Moths smell with their antennae. To identify the olfactory channel that reacts when the moths were exposed to key chemicals from preferred flowers, Lei, an associate research scientist in the UA department of neuroscience, used electronics to record from sensory structures in the moths' antennae.
The moths’ olfactory systems responded the same way to the many different preferred flowers. Non-preferred flowers failed to activate the same neural pathways.
To check their findings, the researchers offered "naive" moths the scents of preferred and non-preferred flowers. Those moths had been raised on a soybean diet and had never been exposed to real flowers.
"What we found was really amazing. A naive moth will go mainly to flowers that had been attractive to moths in the wild, from flower to flower as if they were the same flower, responding in the very same manner," Riffell said. "These favored flowers look very different from each other. It's the odor that's driving the behavior."
Distinct from the channel that reacts to moths’ innate odor preferences, moths seem to use another channel when learning about alternate food sources, the scientists found.
In the wild, moths visit preferred flowers but also visit other flowers. The agave, or century plant, for example, is adapted for pollination by bats, but it is such a cornucopia of nectar that bees, birds and other pollinators seek out its flowers, Riffell said.
In the lab, the researchers trained moths to associate sugar-water rewards with the scent of agave flowers while recording their brain activity. The team found the chemical octopamine, an insect equivalent of norepinephrine, is released in moths’ brains as the signal to remember an important food resource.
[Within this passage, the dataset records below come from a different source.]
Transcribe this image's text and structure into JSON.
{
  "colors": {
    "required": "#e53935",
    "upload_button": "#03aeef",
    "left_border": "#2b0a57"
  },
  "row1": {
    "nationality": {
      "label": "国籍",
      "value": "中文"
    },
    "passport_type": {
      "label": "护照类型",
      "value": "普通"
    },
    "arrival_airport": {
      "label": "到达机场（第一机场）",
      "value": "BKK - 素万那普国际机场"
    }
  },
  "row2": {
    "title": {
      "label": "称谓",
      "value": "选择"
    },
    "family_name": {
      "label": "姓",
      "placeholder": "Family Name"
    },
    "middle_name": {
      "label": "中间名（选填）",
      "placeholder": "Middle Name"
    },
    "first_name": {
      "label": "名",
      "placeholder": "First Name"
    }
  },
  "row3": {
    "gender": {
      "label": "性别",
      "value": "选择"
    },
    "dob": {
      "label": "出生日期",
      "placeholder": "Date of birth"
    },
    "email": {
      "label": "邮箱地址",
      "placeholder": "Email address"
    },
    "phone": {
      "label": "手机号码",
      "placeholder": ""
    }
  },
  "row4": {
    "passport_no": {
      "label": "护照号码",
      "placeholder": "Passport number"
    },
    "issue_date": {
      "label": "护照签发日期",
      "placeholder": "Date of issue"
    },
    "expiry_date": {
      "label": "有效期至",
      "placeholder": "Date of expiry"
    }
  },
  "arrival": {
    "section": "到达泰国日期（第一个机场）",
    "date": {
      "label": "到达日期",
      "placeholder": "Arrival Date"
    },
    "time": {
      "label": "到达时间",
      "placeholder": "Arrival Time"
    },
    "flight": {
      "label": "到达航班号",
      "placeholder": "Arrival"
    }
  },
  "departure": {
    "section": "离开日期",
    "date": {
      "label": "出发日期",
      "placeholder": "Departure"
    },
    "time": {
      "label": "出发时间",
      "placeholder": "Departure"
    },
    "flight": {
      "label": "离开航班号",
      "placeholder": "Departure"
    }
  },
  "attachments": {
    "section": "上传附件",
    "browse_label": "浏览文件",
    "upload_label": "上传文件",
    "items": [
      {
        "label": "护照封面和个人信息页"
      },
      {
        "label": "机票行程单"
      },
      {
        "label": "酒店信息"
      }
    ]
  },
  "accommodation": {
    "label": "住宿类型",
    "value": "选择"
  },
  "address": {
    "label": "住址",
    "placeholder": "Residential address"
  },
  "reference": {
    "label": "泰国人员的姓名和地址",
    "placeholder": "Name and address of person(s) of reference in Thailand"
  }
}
Further, the scientists found learning about an alternate food source doesn't extinguish the moth's innate preferences -- something that can happen with bees. Together the two olfactory channels mean moths can survive in a changing floral environment, where at times their favored flowers might not be available, yet still maintain their innate preferences.
Using observations and experiments in both the wild and in the laboratory is an approach promoted by Hildebrand.
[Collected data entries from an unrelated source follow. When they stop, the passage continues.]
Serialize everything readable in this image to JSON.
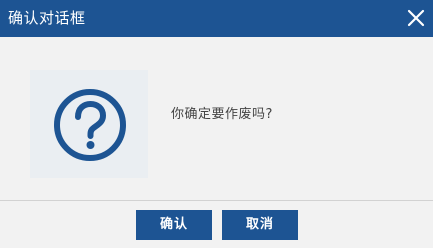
{
  "dialog": {
    "title": "确认对话框",
    "close_icon": "close-icon",
    "message": "你确定要作废吗?",
    "question_icon": "question-circle-icon",
    "buttons": {
      "confirm_label": "确认",
      "cancel_label": "取消"
    }
  },
  "colors": {
    "titlebar_bg": "#1d5493",
    "button_bg": "#1d5493",
    "icon_color": "#1d5493",
    "body_bg": "#f2f2f2"
  }
}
"This study is based on observations of wild animals in the real world. We think it’s critically important to know what the animals do in the natural world, not just what they do in the lab," said Hildebrand. "It's not enough for us to show what the animal can do under artificial conditions – we want to know the basis for what the animal does when it’s living out in the world."
Funding was provided by the National Science Foundation grants IOS 0822709 and CHE 0216226 and the National Institutes of Health grant R01-DC-02751.